15.1.06

Suor da Morte

Na família, ninguém queria o velho: jogavam pra irmã, num podia: sem dinheiro. O mais novo morava em república. Jogava pro mais velho: sem espaço. Apartamento um por andar. Que deus tenha piedade da alma de todos. O velho não reclamava, não que aceitasse ser tratado como peteca: tinha ódio no coração, mas perdera toda a força para falar já havia tantos anos. Todos se acostumaram com sua mudice. Nem perguntavam se seria sintoma.

Chegou, ficou: enfiaram no quarto da empregada, no meio das roupas sujas, de umas chinelas velhas: colocaram um colchão ali, uns lençóis, cobriram as roupas sujas com toalhas cinzas e velhas e deram o quarto para o velho. Deus do céu.

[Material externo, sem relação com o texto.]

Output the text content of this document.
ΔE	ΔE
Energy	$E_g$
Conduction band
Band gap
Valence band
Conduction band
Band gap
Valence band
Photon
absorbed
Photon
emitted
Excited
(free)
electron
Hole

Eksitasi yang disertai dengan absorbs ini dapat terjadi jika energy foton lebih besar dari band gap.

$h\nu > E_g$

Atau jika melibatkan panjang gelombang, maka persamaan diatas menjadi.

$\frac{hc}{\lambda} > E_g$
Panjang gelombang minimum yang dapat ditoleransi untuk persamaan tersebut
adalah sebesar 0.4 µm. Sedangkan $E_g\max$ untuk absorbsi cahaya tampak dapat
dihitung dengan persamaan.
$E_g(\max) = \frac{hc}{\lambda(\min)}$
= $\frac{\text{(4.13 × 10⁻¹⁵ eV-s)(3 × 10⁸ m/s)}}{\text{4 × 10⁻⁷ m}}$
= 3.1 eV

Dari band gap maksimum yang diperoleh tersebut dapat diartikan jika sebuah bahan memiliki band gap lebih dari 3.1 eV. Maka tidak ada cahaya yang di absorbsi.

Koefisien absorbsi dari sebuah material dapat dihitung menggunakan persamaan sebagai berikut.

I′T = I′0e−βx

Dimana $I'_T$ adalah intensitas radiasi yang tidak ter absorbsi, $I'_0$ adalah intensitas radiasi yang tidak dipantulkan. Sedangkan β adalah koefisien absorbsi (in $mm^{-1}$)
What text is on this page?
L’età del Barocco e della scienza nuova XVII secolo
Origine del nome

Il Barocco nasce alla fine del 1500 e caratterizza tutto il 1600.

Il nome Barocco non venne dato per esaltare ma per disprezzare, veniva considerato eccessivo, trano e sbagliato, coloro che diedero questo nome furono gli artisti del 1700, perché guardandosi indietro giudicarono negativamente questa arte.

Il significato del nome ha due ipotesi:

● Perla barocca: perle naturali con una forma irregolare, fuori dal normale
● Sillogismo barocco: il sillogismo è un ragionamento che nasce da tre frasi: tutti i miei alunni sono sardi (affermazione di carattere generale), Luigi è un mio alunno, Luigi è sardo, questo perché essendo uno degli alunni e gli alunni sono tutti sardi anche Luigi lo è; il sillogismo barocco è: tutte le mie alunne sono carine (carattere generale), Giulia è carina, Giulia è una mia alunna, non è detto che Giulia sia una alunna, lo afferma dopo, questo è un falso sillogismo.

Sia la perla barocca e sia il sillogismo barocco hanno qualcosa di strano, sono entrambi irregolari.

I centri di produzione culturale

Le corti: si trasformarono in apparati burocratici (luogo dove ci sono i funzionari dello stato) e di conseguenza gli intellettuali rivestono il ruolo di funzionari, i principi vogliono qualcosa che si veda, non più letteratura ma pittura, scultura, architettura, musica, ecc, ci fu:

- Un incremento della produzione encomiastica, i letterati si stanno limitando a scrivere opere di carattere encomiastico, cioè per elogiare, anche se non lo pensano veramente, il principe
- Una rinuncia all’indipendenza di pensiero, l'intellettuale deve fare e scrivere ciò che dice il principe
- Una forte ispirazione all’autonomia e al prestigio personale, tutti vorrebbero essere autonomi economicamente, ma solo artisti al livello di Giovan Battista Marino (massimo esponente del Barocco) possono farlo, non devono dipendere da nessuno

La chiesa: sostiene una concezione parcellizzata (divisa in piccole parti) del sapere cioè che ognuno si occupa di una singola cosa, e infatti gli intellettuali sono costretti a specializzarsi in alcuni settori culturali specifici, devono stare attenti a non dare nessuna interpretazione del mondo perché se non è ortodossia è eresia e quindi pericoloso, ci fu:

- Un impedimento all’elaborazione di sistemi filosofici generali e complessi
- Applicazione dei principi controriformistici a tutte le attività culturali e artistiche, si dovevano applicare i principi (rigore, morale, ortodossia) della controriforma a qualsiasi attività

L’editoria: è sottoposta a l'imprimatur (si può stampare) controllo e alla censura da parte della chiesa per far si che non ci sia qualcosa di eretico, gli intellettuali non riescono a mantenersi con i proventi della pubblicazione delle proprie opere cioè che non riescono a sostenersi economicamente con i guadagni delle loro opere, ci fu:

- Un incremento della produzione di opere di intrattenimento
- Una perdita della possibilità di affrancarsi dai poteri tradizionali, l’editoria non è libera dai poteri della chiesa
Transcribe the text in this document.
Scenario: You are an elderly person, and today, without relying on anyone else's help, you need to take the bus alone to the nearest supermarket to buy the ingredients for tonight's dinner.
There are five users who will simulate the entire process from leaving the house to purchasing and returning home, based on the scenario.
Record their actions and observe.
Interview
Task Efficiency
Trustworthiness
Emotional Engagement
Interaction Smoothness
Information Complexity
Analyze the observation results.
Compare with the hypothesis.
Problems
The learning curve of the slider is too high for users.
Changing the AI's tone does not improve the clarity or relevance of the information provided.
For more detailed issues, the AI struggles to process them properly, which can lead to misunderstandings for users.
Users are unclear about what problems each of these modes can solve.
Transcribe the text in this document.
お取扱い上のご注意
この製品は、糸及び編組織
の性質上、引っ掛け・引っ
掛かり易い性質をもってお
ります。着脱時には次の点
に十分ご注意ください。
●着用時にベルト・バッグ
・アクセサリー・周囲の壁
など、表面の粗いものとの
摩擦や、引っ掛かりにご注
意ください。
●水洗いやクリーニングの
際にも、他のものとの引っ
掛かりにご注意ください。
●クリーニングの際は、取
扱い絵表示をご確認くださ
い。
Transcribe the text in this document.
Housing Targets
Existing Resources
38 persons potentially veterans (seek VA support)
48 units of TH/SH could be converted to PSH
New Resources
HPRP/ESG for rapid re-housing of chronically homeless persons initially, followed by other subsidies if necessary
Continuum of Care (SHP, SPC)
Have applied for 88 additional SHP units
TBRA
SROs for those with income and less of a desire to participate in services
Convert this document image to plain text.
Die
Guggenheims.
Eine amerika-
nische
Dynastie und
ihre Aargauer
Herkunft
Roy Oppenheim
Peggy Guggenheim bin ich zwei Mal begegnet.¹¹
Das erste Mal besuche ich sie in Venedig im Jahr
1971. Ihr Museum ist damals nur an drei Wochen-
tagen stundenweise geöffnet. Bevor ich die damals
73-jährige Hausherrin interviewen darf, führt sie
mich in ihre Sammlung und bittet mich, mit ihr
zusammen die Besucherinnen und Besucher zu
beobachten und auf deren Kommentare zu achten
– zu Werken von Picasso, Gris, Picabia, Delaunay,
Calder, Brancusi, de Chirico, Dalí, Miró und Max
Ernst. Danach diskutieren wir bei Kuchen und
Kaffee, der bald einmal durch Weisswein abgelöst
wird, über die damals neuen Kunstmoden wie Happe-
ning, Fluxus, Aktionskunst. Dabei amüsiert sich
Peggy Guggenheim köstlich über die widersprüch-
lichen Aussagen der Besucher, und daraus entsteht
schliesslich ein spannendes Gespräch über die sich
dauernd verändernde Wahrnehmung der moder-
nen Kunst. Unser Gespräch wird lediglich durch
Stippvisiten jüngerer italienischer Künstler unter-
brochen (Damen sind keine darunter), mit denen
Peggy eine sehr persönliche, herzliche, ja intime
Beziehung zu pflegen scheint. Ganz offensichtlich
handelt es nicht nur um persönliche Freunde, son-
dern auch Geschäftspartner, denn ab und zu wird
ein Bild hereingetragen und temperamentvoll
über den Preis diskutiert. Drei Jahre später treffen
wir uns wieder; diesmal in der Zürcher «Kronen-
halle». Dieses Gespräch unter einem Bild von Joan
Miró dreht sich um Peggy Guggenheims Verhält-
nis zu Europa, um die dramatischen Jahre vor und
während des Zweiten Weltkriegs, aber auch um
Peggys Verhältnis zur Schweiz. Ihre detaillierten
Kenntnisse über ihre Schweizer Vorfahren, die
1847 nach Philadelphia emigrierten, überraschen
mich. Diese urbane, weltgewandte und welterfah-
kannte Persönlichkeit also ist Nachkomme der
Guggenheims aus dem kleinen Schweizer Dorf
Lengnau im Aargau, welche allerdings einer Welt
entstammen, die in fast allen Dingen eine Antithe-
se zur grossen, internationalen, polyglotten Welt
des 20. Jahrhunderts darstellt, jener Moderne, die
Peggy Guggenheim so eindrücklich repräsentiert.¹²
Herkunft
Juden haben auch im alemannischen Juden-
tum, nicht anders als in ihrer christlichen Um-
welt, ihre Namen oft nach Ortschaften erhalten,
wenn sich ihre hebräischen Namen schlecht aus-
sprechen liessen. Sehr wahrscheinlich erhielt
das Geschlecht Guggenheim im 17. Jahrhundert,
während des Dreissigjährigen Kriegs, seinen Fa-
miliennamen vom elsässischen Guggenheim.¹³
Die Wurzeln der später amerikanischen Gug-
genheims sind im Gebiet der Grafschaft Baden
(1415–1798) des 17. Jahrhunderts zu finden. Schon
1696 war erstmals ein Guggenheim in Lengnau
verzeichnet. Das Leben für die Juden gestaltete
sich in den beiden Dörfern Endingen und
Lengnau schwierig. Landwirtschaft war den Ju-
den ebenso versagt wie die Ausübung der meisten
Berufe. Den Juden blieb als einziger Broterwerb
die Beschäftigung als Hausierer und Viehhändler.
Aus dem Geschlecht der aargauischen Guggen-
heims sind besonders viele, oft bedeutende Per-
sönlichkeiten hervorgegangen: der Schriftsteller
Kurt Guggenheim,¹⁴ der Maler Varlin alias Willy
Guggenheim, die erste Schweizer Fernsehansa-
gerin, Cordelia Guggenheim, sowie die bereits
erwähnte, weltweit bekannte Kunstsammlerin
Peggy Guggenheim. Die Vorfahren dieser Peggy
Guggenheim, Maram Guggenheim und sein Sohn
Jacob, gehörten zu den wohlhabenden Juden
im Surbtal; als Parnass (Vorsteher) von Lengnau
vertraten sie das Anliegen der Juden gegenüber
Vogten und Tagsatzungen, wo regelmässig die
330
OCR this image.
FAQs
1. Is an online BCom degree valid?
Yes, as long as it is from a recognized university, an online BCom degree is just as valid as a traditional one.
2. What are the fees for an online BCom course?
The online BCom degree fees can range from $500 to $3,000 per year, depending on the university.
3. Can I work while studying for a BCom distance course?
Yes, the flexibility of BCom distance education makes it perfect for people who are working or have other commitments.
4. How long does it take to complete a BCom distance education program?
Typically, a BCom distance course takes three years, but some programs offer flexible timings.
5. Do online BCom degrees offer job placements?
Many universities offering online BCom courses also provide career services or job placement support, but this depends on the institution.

Na mesma hora, piorou. Ah, velho safado, sem vergonha! Justo agora, filho da puta! Não quero filho meu doente, que deus o livre, não! Pode entrar no carro!

Hospital, maca, pressão, luz nos olhos, dentro do nariz, coração, pulmões, exames, cheiro de remédio, luzes brancas, passos curtos, pesados. Silêncios pouquíssimos, tão poucos, nem se ouvia as árvores balançando lá fora: janelas fechadas. Nem se ouvia os bem-te-vis. Nem a luz do sol. Cortinas fechadas.

(...Ainda bem que a vida não é um teatro)

Dois dias de cama e a família indignada: cadê o dinheiro para manter o velho no hospital? Não tinha plano? Arriégua! Nem, deus me livre: tenho conta demais pra pagar!

O mais velho foi lá acertar com o doutor a conta. Médico nenhum: só a enfermeira, tirando a pressão.

- Como ele tá ?
- Tá bem...Tá bem.

Nenhum vento, nenhum pássaro.

- Ele tá suando tanto...Melhor da febre?
- Nada...Isso aqui é o suor da morte.

O filho não conseguiu falar, e, fazia tanto tempo, chorou na barriga do já, já falecido papai.